7. The reply notice and also the counter statements filed by the tenants, both in H.R.C. No. 3062 of 1972 and in the present applications, cannot be read as denial of title made by the tenants in this Case. As far as the present applications for eviction are concerned, the tenants have specifically admitted that the respondent is the landlord but they have questioned the bona fides of the claim for demolition and reconstruction on various grounds such as that the property is a trust property, that the petitioner in the eviction petitions is one of the trustees and not the full owner of the trust property. As far as the Rent Control applications are concerned, it is not the ownership of the property that entitles a person to file an eviction petition but when a person comes under the definition of 'landlord' mentioned in Section 2 (6) of the Act, he is entitled to maintain a petition for eviction.

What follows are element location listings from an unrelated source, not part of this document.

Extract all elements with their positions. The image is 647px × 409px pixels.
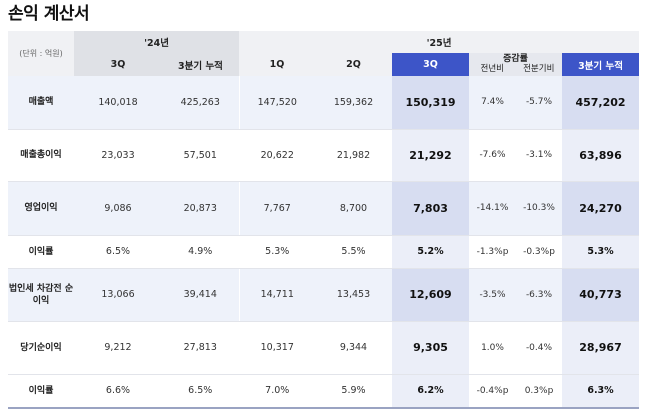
- cell-qoq: 0.3%p: [516, 374, 562, 409]
- growth-header-group: 증감률 전년비 전분기비: [469, 53, 562, 76]
- cell-q3: 9,305: [392, 321, 469, 375]
- cell: 20,622: [238, 129, 315, 182]
- cell: 9,344: [315, 321, 392, 375]
- table-row: 매출총이익 23,033 57,501 20,622 21,982 21,292…: [8, 129, 640, 182]
- cell: 20,873: [162, 181, 239, 236]
- cell-cumulative: 28,967: [562, 321, 640, 375]
- cell: 4.9%: [162, 235, 239, 269]
- growth-header: 증감률: [503, 54, 528, 64]
- cell-yoy: 1.0%: [469, 321, 516, 375]
- cell: 10,317: [238, 321, 315, 375]
- row-label: 매출총이익: [8, 129, 74, 182]
- table-row: 매출액 140,018 425,263 147,520 159,362 150,…: [8, 76, 640, 130]
- cell: 57,501: [162, 129, 239, 182]
- cell-cumulative: 40,773: [562, 268, 640, 322]
- cell-yoy: -1.3%p: [469, 235, 516, 269]
- cell: 8,700: [315, 181, 392, 236]
- table-row: 당기순이익 9,212 27,813 10,317 9,344 9,305 1.…: [8, 321, 640, 375]
- cell: 5.9%: [315, 374, 392, 409]
- table-row: 영업이익 9,086 20,873 7,767 8,700 7,803 -14.…: [8, 181, 640, 236]
- cell-q3: 6.2%: [392, 374, 469, 409]
- cell: 9,086: [74, 181, 162, 236]
- cell: 140,018: [74, 76, 162, 130]
- table-row: 법인세 차감전 순이익 13,066 39,414 14,711 13,453 …: [8, 268, 640, 322]
- row-label: 매출액: [8, 76, 74, 130]
- cell: 23,033: [74, 129, 162, 182]
- cell-yoy: -14.1%: [469, 181, 516, 236]
- cell-qoq: -3.1%: [516, 129, 562, 182]
- cell: 159,362: [315, 76, 392, 130]
- page-title: 손익 계산서: [8, 4, 90, 24]
- col-header: 2Q: [315, 53, 392, 76]
- cell-cumulative: 24,270: [562, 181, 640, 236]
- cell: 6.5%: [74, 235, 162, 269]
- cell-qoq: -0.3%p: [516, 235, 562, 269]
- year-2025-header: '25년: [239, 31, 640, 53]
- col-header: 1Q: [239, 53, 315, 76]
- cell: 6.5%: [162, 374, 239, 409]
- cell: 5.5%: [315, 235, 392, 269]
- cell: 7,767: [238, 181, 315, 236]
- col-header-qoq: 전분기비: [523, 64, 555, 74]
- col-header-q3: 3Q: [392, 53, 469, 76]
- cell-q3: 12,609: [392, 268, 469, 322]
- col-header-cumulative: 3분기 누적: [562, 53, 640, 76]
- cell-q3: 150,319: [392, 76, 469, 130]
- cell-yoy: -3.5%: [469, 268, 516, 322]
- row-label: 이익률: [8, 374, 74, 409]
- cell-qoq: -6.3%: [516, 268, 562, 322]
- cell: 21,982: [315, 129, 392, 182]
- cell: 13,066: [74, 268, 162, 322]
- table-row: 이익률 6.5% 4.9% 5.3% 5.5% 5.2% -1.3%p -0.3…: [8, 235, 640, 269]
- cell: 14,711: [238, 268, 315, 322]
- cell-q3: 7,803: [392, 181, 469, 236]
- cell-q3: 21,292: [392, 129, 469, 182]
- cell-qoq: -10.3%: [516, 181, 562, 236]
- row-label: 당기순이익: [8, 321, 74, 375]
- cell: 13,453: [315, 268, 392, 322]
- cell-yoy: 7.4%: [469, 76, 516, 130]
- row-label: 법인세 차감전 순이익: [8, 268, 74, 322]
- col-header: 3분기 누적: [162, 53, 239, 76]
- cell-cumulative: 63,896: [562, 129, 640, 182]
- income-statement-table: (단위 : 억원) '24년 '25년 3Q 3분기 누적 1Q 2Q 3Q 증…: [8, 31, 640, 409]
- cell: 9,212: [74, 321, 162, 375]
- cell: 5.3%: [238, 235, 315, 269]
- year-2024-header: '24년: [74, 31, 239, 53]
- cell-cumulative: 457,202: [562, 76, 640, 130]
- unit-label: (단위 : 억원): [8, 31, 74, 76]
- col-header: 3Q: [74, 53, 162, 76]
- cell-qoq: -5.7%: [516, 76, 562, 130]
- cell-cumulative: 6.3%: [562, 374, 640, 409]
- cell: 147,520: [238, 76, 315, 130]
- table-row: 이익률 6.6% 6.5% 7.0% 5.9% 6.2% -0.4%p 0.3%…: [8, 374, 640, 409]
- cell-cumulative: 5.3%: [562, 235, 640, 269]
- row-label: 이익률: [8, 235, 74, 269]
- cell: 425,263: [162, 76, 239, 130]
- cell: 6.6%: [74, 374, 162, 409]
- cell-yoy: -7.6%: [469, 129, 516, 182]
- row-label: 영업이익: [8, 181, 74, 236]
- cell: 39,414: [162, 268, 239, 322]
- cell-qoq: -0.4%: [516, 321, 562, 375]
- cell: 27,813: [162, 321, 239, 375]
- col-header-yoy: 전년비: [480, 64, 504, 74]
- cell: 7.0%: [238, 374, 315, 409]
- cell-q3: 5.2%: [392, 235, 469, 269]
- cell-yoy: -0.4%p: [469, 374, 516, 409]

The denail of title contemplated Under Section 106 of the Transfer of Property Act, when it is made applicable for any eviction prayed for under Madras Act XVIII of 1960, must be read to denote the denial of the right of the landlord to maintain the petition for eviction. As far as the present case is concerned, the tenants never denied that the respondent herein is the landlord. On the other hand, they questioned only the bona fides of the claim of the respondent for demolition and reconstruction.
8. Even apart from this aspect of the case, if a landlord invokes the provisions of Madras Act XVIII of 1960, it is incumbent upon him to terminate the tenancy as per Section 106 of the Transfer of Property Act, since he approaches the court on the specific plea that the respondent in the eviction petition is his tenant.
9. Taking all these aspects into consideration, I am of the view that the respondent in all these revision petitions has failed to give the statutory notice Under Section 106 of the Transfer of Property Act and as such, the eviction petitions have to be dismissed for want of notice.
10. In these circumstances, the revision petitions are allowed with the result that the order of the Rent Controller is restored. There will be no order as to costs in all these revision petitions.